Prophet is a forecasting model from Facebook. It's a combination of linear regression and seasonalities.

Prophet Model

Prophet uses decomposable time series model defined as $ y(t) = g(t) + s(t) + h(t) + \epsilon_t $ where $g(t)$ is the trend, $s(t)$ is the seasonal (weekly and yearly), $h(t)$ is the holiday component, and $\epsilon_t$ is the error term.

Trend

Prophet supports both saturating growth and piecewise linear trends. In saturating growth, the growth rate slows down over time. In piecewise linear trends, the growth rate remains constant within each segment. Prophet allows the selection of the number of changepoints, which determines the number of piecewise linear segments. Given that coins are expected to exhibit varying trends, we use piecewise linear trends.

Seasonality

Seasonality in Prophet is modeled using a Fourier series, which is a sum of sine and cosine functions with different frequencies. This can be automatically detected by the model or manually specified by the user. In our case, we rely on automatic seasonality detection to reduce the complexity of hyperparameter tuning.

Holiday

The holiday component in Prophet is represented as a binary variable, where 1 indicates a holiday and 0 indicates a non-holiday. However, since there are no holidays in the trading dates of coins, this component is not utilized in our model.
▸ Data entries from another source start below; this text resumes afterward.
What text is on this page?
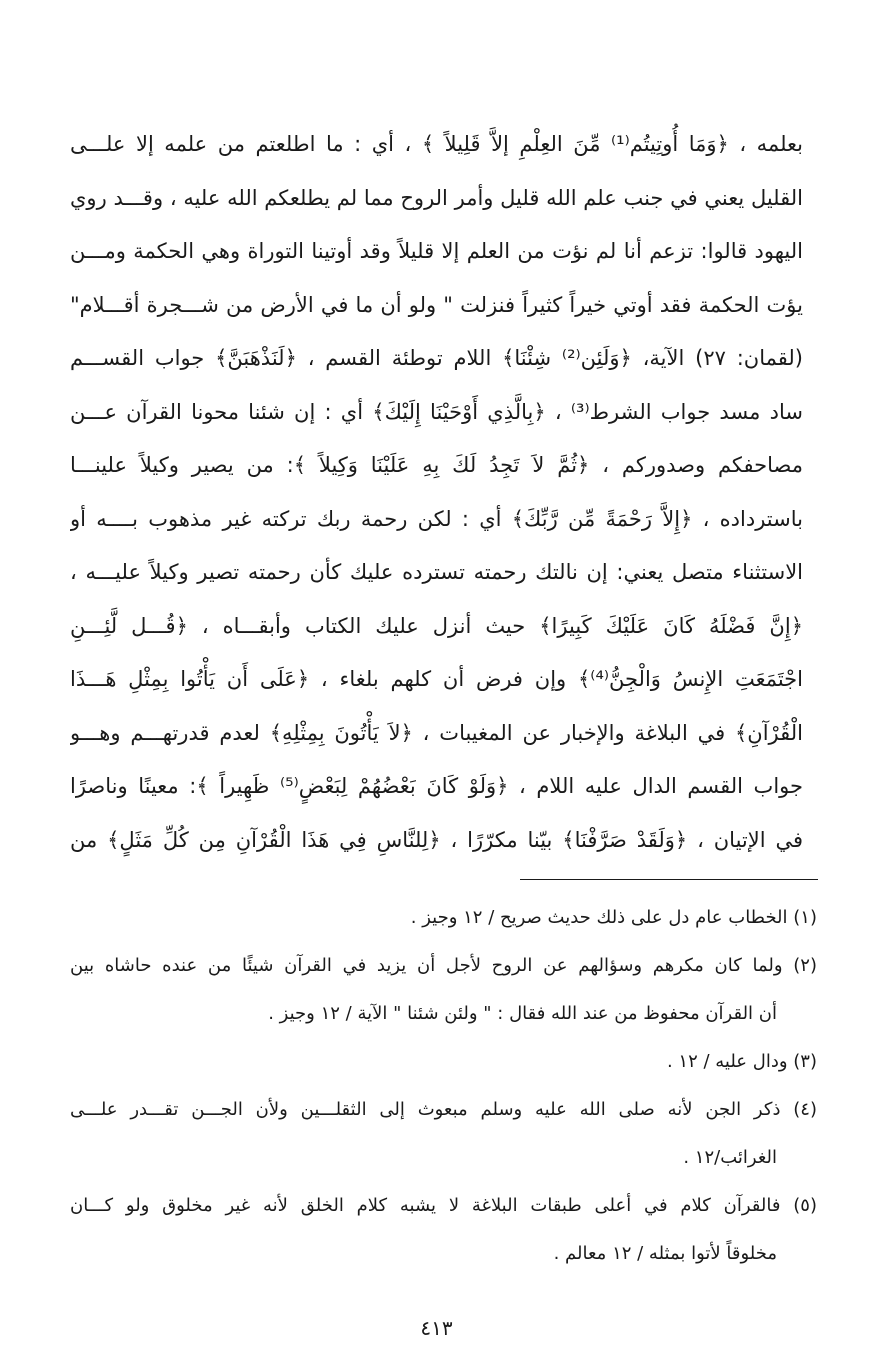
بعلمه ، ﴿وَمَا أُوتِيتُم⁽¹⁾ مِّنَ العِلْمِ إلاَّ قَلِيلاً ﴾ ، أي : ما اطلعتم من علمه إلا علـــى
القليل يعني في جنب علم الله قليل وأمر الروح مما لم يطلعكم الله عليه ، وقـــد روي
اليهود قالوا: تزعم أنا لم نؤت من العلم إلا قليلاً وقد أوتينا التوراة وهي الحكمة ومـــن
يؤت الحكمة فقد أوتي خيراً كثيراً فنزلت " ولو أن ما في الأرض من شـــجرة أقـــلام"
(لقمان: ٢٧) الآية، ﴿وَلَئِن⁽²⁾ شِئْنَا﴾ اللام توطئة القسم ، ﴿لَنَذْهَبَنَّ﴾ جواب القســـم
ساد مسد جواب الشرط⁽³⁾ ، ﴿بِالَّذِي أَوْحَيْنَا إِلَيْكَ﴾ أي : إن شئنا محونا القرآن عـــن
مصاحفكم وصدوركم ، ﴿ثُمَّ لاَ تَجِدُ لَكَ بِهِ عَلَيْنَا وَكِيلاً ﴾: من يصير وكيلاً علينـــا
باسترداده ، ﴿إِلاَّ رَحْمَةً مِّن رَّبِّكَ﴾ أي : لكن رحمة ربك تركته غير مذهوب بــــه أو
الاستثناء متصل يعني: إن نالتك رحمته تسترده عليك كأن رحمته تصير وكيلاً عليـــه ،
﴿إِنَّ فَضْلَهُ كَانَ عَلَيْكَ كَبِيرًا﴾ حيث أنزل عليك الكتاب وأبقـــاه ، ﴿قُـــل لَّئِـــنِ
اجْتَمَعَتِ الإِنسُ وَالْجِنُّ⁽⁴⁾﴾ وإن فرض أن كلهم بلغاء ، ﴿عَلَى أَن يَأْتُوا بِمِثْلِ هَـــذَا
الْقُرْآنِ﴾ في البلاغة والإخبار عن المغيبات ، ﴿لاَ يَأْتُونَ بِمِثْلِهِ﴾ لعدم قدرتهـــم وهـــو
جواب القسم الدال عليه اللام ، ﴿وَلَوْ كَانَ بَعْضُهُمْ لِبَعْضٍ⁽⁵⁾ ظَهِيراً ﴾: معينًا وناصرًا
في الإتيان ، ﴿وَلَقَدْ صَرَّفْنَا﴾ بيّنا مكرّرًا ، ﴿لِلنَّاسِ فِي هَذَا الْقُرْآنِ مِن كُلِّ مَثَلٍ﴾ من
(١) الخطاب عام دل على ذلك حديث صريح / ١٢ وجيز .
(٢) ولما كان مكرهم وسؤالهم عن الروح لأجل أن يزيد في القرآن شيئًا من عنده حاشاه بين
أن القرآن محفوظ من عند الله فقال : " ولئن شئنا " الآية / ١٢ وجيز .
(٣) ودال عليه / ١٢ .
(٤) ذكر الجن لأنه صلى الله عليه وسلم مبعوث إلى الثقلـــين ولأن الجـــن تقـــدر علـــى
الغرائب/١٢ .
(٥) فالقرآن كلام في أعلى طبقات البلاغة لا يشبه كلام الخلق لأنه غير مخلوق ولو كـــان
مخلوقاً لأتوا بمثله / ١٢ معالم .
٤١٣
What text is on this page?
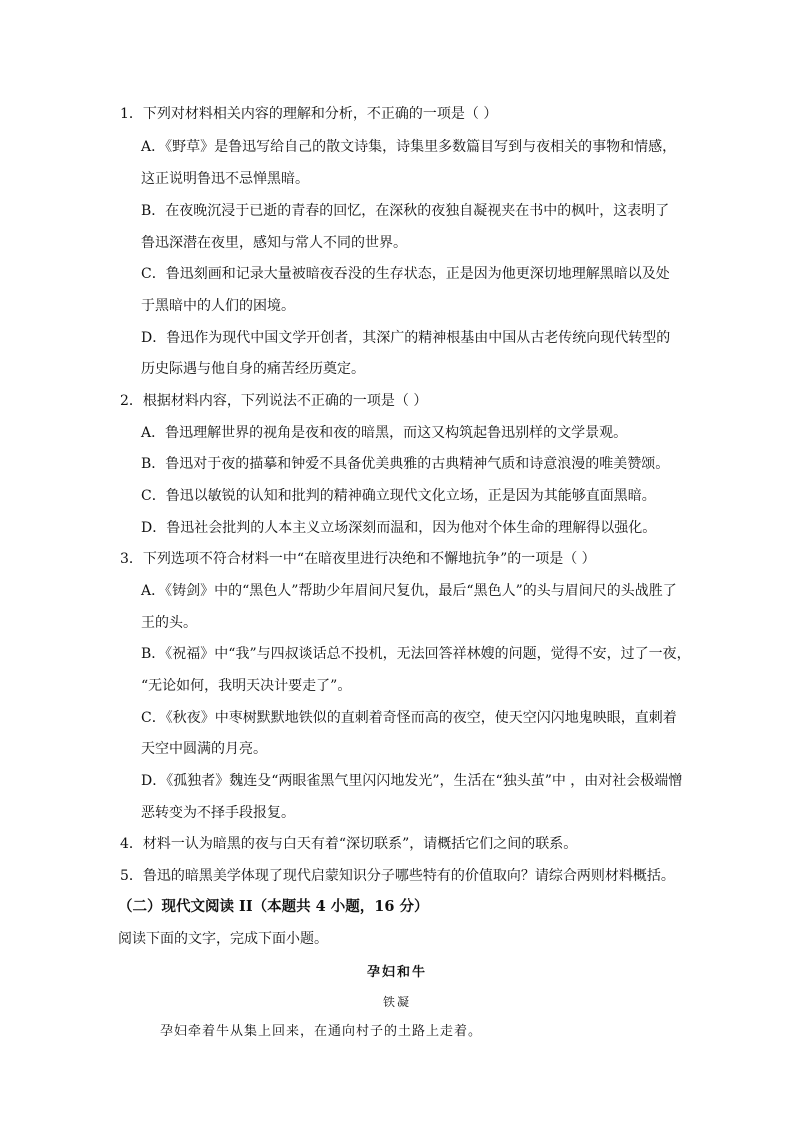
1．下列对材料相关内容的理解和分析，不正确的一项是（ ）
A．《野草》是鲁迅写给自己的散文诗集，诗集里多数篇目写到与夜相关的事物和情感，
这正说明鲁迅不忌惮黑暗。
B．在夜晚沉浸于已逝的青春的回忆，在深秋的夜独自凝视夹在书中的枫叶，这表明了
鲁迅深潜在夜里，感知与常人不同的世界。
C．鲁迅刻画和记录大量被暗夜吞没的生存状态，正是因为他更深切地理解黑暗以及处
于黑暗中的人们的困境。
D．鲁迅作为现代中国文学开创者，其深广的精神根基由中国从古老传统向现代转型的
历史际遇与他自身的痛苦经历奠定。
2．根据材料内容，下列说法不正确的一项是（ ）
A．鲁迅理解世界的视角是夜和夜的暗黑，而这又构筑起鲁迅别样的文学景观。
B．鲁迅对于夜的描摹和钟爱不具备优美典雅的古典精神气质和诗意浪漫的唯美赞颂。
C．鲁迅以敏锐的认知和批判的精神确立现代文化立场，正是因为其能够直面黑暗。
D．鲁迅社会批判的人本主义立场深刻而温和，因为他对个体生命的理解得以强化。
3．下列选项不符合材料一中“在暗夜里进行决绝和不懈地抗争”的一项是（ ）
A．《铸剑》中的“黑色人”帮助少年眉间尺复仇，最后“黑色人”的头与眉间尺的头战胜了
王的头。
B．《祝福》中“我”与四叔谈话总不投机，无法回答祥林嫂的问题，觉得不安，过了一夜，
“无论如何，我明天决计要走了”。
C．《秋夜》中枣树默默地铁似的直刺着奇怪而高的夜空，使天空闪闪地鬼映眼，直刺着
天空中圆满的月亮。
D．《孤独者》魏连殳“两眼雀黑气里闪闪地发光”，生活在“独头茧”中 ，由对社会极端憎
恶转变为不择手段报复。
4．材料一认为暗黑的夜与白天有着“深切联系”，请概括它们之间的联系。
5．鲁迅的暗黑美学体现了现代启蒙知识分子哪些特有的价值取向？请综合两则材料概括。
（二）现代文阅读 II（本题共 4 小题，16 分）
阅读下面的文字，完成下面小题。
孕妇和牛
铁凝
孕妇牵着牛从集上回来，在通向村子的土路上走着。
Prophet for Air Passengers

To demonstrate model performance, we show the model's prediction results for the air passengers dataset. The cross validation process identified the best transformation to make the time series stationary and the optimal hyperparameters. The Root Mean Squared Error on the next day's closing price was used to determine the best model.

In the chart, we display the model's predictions for last split of cross validation and test data.

  1. train: Training data of the last split.
  2. validation: Validation data of the last split.
  3. prediction (train, validation): Prdiction for train and validation data period. For each row (or a sliding window) of data, predictions are made for n days into the future (where n is set to 1, 2, 7). The predictions are then combined into a single series of dots. Since the accuracy of predictions decreases for large n, we see some hiccups in the predictions. The predictions from the tail of the train spills into the validation period as that's future from the 'train' data period viewpoint. These are somewhat peculiar settings, but it works well in testing if the model's predictions are good enough.
  4. test(input): Test input data.
  5. test(actual): Test actual data.
  6. prediction(test): The model's prediction given the test input. There's only one prediction from the last row (or the last sliding window) of the test input which corresponds to 1, 2, 7 days later after 'test(input)'.